Safe housing? An unnecessary burden on landlords

More and more UK families are living in rented accommodation, and while plenty of that is high quality housing, some unscrupulous landlords are more than happy to have tenants living in slum conditions. According to the Citizen’s Advice Bureau, 740,000 households in England live in privately rented homes that present a severe threat to tenants’ health. In total 16% of private rented accommodation was found to be physically unsafe. And people are paying £5.6bn a year to rent these properties, of which £1.3bn comes from taxpayers in the form of housing benefit.

At the moment it is very difficult for tenants to do anything about rogue landlords – a shortage of low cost accommodation makes it difficult to move house, and the legal options are complex and convoluted, not to mention out of reach to most individuals thanks to the new court fees. To help redress this, Labour MP Karen Buck proposed a bill which would require homes to be fit for human habitation.
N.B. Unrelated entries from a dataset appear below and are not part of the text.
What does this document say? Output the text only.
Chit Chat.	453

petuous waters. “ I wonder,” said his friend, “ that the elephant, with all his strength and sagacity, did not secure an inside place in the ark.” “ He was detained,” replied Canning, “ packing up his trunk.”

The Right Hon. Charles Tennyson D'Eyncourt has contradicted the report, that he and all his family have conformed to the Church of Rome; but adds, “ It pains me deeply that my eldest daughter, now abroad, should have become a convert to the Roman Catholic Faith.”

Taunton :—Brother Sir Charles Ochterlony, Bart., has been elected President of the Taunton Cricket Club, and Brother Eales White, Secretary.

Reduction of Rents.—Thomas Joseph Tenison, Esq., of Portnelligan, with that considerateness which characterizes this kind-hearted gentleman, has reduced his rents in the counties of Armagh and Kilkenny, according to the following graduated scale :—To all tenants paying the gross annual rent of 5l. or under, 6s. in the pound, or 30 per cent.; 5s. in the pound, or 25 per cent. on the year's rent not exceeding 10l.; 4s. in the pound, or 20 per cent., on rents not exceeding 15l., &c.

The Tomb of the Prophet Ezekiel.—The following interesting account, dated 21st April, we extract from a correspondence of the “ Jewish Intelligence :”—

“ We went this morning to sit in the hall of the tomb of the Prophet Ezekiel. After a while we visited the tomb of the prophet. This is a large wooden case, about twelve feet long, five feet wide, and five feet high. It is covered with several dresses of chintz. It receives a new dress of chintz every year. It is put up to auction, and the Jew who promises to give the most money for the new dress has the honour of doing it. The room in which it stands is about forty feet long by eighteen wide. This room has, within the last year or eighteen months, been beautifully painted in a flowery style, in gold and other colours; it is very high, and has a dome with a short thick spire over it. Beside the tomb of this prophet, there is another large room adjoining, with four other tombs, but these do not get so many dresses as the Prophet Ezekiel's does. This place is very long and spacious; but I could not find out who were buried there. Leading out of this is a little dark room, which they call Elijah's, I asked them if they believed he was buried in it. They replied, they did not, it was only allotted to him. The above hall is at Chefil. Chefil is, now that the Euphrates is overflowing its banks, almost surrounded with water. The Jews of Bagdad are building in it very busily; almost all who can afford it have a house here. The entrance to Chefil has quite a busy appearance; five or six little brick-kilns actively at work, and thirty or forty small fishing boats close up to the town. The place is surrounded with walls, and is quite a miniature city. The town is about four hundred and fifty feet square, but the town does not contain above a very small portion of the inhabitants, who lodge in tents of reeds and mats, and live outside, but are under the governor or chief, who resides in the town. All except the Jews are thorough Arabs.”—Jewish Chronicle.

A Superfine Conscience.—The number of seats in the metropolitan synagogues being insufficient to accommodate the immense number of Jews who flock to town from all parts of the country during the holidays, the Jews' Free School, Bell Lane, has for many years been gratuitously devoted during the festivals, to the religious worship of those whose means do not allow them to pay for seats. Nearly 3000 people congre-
The response? Philip Davies, Tory MP and private landlord said that keeping a house fit for human occupation would be “a huge burden on landlords”.

Mr. Davies also said that “it is very difficult to keep tabs on all the things that are expected of you”. The Tory MP wants landlords to be able to invest their money in houses and simply take the profits from it without the troublesome burden of taking responsibility for providing a safe service. While other businesses should have an obligation to not put people in danger, ones that Tory MPs personally own should be exempt. Mwhahaha.